The unemployed used to have to sign on every day as a method to ensure they were instantly available for whatever dangerous, ill-paid work might be going that day.

The downside was that by collecting all the out-of-work people in an area in the same place day after day, organising a movement of the unemployed became a good deal easier. The National Unemployed Workers Movement (NUWM) became a real force for change last century not simply because it protested against genuine social injustice but because the state assisted it by drawing its potential audience into one place and forcing them to stay there day after day with nothing to do but talk about their problems.
These days claimants sign on every two weeks and they are often corralled as quickly as possible through open-plan offices under the watchful gaze of security guards. The need for a new NUWM is still there, but this time the government has chosen not to do socialists any favours when it comes to reaching our audience. The benefit cheats hotline also plays a part in the process. It was a clever sleight of hand by the government which has never paid for itself. The few people who do ring up to grass on someone are actually reporting totally legitimate recipients of benefits - or people who don't receive benefits anyway. It remains in place not because it's an effective way to prevent benefit fraud - it isn't - but because it helps to embed in people's minds guilt by association.

Somehow, because some people defraud the system, everyone who claims benefits without being totally miserable is somehow slurred as dishonest. The insipid message is that claiming benefits is itself an immoral act similar to fraud. During the Thatcher years, not a day went by when the unemployed were not harangued, scorned or despised from the Cabinet pulpit, but welfare spending always rose. But if she hated the dole so much, why did Thatcher keep paying it? Not from the goodness of her heart - that would have required possessing one.
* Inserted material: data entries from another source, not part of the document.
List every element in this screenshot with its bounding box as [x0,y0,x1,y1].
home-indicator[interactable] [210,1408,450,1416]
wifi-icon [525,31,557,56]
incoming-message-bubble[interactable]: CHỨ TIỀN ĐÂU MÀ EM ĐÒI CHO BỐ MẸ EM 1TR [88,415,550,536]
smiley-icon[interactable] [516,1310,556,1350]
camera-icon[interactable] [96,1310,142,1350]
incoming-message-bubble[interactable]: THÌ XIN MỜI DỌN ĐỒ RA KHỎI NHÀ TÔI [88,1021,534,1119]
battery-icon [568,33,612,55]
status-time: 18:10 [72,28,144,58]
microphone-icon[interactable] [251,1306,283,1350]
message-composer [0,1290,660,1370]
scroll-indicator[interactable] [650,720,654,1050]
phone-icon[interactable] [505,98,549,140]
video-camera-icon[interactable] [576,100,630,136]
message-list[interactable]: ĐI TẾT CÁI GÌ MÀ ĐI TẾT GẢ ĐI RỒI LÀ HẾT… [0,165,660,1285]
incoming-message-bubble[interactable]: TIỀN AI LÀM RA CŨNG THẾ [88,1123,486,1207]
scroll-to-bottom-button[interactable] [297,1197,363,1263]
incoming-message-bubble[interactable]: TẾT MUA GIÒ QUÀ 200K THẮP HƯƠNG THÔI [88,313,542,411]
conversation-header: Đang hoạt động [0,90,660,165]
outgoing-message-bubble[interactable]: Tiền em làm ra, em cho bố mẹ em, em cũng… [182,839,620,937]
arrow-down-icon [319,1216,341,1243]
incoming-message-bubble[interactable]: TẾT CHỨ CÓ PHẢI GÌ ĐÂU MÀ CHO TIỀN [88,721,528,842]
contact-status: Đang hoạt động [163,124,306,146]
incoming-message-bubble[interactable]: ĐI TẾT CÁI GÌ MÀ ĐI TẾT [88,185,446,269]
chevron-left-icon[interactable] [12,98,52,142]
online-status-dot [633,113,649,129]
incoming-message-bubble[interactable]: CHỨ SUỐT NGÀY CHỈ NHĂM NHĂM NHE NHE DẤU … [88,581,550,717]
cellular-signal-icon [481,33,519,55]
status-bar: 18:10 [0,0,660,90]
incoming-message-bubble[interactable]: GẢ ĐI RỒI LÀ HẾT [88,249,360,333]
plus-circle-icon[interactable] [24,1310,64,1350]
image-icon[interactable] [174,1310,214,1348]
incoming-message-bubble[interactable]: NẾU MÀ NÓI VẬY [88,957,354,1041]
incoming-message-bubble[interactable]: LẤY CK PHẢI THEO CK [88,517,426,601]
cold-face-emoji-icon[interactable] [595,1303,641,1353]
The truth is that the bullying and the payouts are two sides of the same coin. It's cheaper to pay housing benefit than it is to imprison the destitute and you don't get any awkward rebellions either. However, you still need to make sure that it sounds like you are doing the poor a favour rather than keeping the lid on Pandora's box. The moment the poor realise why the powerful are handing over money, what appears to be charity could well be seen as something very similar to demanding money with menaces. And who knows what society's poorest might demand next if they started getting ideas.